Je reconnais que graphiquement, le film est sublime. Le spectateur est littéralement intégré à l’écran 3D et ne peut échapper à une impression de flottement comme si, à l’instigation des interprètes, il était lui-même emporté au-delà de la surface du globe. Mais cet atmosphère magique est vite pollué par un scénario sans saveur et une bande son omniprésente qui empêche le spectateur de s’imprégner pleinement de l’esthétisme visuel du film d’Alfonso Cuaron.

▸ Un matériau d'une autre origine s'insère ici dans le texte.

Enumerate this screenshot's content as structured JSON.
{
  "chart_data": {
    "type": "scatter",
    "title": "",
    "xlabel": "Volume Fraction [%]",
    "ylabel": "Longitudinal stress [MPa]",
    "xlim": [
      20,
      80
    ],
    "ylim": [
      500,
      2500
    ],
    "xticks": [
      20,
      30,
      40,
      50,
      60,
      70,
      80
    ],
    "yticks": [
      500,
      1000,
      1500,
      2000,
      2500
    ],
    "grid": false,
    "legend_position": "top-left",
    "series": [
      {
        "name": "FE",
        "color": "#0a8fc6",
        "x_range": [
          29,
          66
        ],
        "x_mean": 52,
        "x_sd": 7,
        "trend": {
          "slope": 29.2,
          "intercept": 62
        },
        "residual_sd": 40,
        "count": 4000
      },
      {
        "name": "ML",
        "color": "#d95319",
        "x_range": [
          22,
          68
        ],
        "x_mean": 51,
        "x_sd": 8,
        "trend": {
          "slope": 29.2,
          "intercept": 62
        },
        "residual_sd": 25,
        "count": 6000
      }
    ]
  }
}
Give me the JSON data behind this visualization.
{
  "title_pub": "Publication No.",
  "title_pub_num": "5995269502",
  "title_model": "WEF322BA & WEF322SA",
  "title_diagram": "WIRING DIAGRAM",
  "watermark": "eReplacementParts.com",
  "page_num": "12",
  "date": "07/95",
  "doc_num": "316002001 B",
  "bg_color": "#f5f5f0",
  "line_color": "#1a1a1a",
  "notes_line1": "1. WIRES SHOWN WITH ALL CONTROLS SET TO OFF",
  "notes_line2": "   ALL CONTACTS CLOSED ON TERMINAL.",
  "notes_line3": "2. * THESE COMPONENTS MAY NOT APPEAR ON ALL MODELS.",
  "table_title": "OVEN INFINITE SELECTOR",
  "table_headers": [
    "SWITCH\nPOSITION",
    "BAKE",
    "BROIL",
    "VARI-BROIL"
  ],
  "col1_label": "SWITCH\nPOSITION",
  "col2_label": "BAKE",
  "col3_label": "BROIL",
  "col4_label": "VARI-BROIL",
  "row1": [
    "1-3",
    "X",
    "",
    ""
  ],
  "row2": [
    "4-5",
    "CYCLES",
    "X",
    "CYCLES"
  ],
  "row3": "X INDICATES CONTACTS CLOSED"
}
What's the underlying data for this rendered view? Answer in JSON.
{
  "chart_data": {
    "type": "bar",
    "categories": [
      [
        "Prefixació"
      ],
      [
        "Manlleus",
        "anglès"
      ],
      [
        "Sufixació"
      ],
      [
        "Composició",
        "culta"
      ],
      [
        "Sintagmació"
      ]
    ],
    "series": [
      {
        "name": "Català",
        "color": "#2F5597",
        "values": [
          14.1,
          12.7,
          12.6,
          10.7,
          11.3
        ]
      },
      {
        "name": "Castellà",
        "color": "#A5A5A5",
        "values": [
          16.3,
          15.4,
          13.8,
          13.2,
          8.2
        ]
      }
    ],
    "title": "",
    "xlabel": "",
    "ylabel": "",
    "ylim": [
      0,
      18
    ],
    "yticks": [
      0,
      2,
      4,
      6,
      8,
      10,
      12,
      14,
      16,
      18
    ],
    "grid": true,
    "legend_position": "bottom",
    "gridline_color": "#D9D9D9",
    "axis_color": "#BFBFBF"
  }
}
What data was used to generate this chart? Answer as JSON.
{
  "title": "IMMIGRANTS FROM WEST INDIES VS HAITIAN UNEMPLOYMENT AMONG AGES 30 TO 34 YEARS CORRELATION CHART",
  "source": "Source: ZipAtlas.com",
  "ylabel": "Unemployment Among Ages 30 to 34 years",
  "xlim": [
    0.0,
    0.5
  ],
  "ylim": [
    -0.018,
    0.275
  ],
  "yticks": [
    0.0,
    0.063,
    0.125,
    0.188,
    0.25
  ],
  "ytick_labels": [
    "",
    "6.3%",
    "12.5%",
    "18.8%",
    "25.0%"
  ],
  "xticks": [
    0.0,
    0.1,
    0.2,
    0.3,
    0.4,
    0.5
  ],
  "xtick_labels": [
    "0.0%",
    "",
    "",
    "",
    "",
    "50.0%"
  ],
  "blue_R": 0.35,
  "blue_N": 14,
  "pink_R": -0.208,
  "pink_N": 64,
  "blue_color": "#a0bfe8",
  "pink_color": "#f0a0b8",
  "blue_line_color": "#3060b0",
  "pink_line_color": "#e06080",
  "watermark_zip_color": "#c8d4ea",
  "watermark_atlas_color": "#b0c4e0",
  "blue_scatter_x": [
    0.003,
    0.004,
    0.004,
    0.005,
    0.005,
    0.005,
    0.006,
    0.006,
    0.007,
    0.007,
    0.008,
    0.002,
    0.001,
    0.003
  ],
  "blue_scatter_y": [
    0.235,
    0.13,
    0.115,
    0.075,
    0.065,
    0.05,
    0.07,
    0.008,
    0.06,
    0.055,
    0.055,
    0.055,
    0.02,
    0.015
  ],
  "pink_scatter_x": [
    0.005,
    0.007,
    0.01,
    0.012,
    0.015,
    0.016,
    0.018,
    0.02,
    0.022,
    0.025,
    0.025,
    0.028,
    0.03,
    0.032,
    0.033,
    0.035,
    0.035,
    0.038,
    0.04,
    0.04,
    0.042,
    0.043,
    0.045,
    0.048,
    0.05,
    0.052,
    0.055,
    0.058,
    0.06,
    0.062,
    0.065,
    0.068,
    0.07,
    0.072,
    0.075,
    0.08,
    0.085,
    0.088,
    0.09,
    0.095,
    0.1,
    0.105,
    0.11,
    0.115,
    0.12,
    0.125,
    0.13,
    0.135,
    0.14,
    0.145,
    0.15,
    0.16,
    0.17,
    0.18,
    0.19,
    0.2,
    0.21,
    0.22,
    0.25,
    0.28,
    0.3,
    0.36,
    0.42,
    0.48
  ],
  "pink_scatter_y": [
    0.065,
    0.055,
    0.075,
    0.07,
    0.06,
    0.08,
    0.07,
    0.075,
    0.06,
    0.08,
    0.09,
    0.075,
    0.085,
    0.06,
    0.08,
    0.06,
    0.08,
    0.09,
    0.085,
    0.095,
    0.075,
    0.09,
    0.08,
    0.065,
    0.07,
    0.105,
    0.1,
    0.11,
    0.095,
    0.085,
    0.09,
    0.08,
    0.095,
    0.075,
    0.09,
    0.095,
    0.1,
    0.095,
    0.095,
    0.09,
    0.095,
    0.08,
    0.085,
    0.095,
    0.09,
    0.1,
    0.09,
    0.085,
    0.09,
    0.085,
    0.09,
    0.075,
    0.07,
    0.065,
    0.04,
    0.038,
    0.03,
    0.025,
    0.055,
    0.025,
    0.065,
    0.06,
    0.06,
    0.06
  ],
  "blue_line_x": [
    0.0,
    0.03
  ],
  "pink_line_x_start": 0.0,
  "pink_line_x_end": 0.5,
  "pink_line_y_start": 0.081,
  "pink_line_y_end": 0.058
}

La beauté d’un film ne réside pas seulement dans la qualité de l’image. Nul besoin de quantités de péripéties pour rendre une histoire fascinante. En revanche, le talent d’un réalisateur se mesure à sa capacité d’intégrer ses personnages dans une atmosphère. Stanley Kubrick réussit parfaitement ce pari avec 2001 l’odyssée de l’espace. Si la technique est moins aboutie, elle est transcendée par un récit onirique qui emmène le spectateur bien loin de la salle de cinéma. De la même manière, le caractère contemplatif des films de Terrence Malick est indissociable du symbolisme de ses mises en scène.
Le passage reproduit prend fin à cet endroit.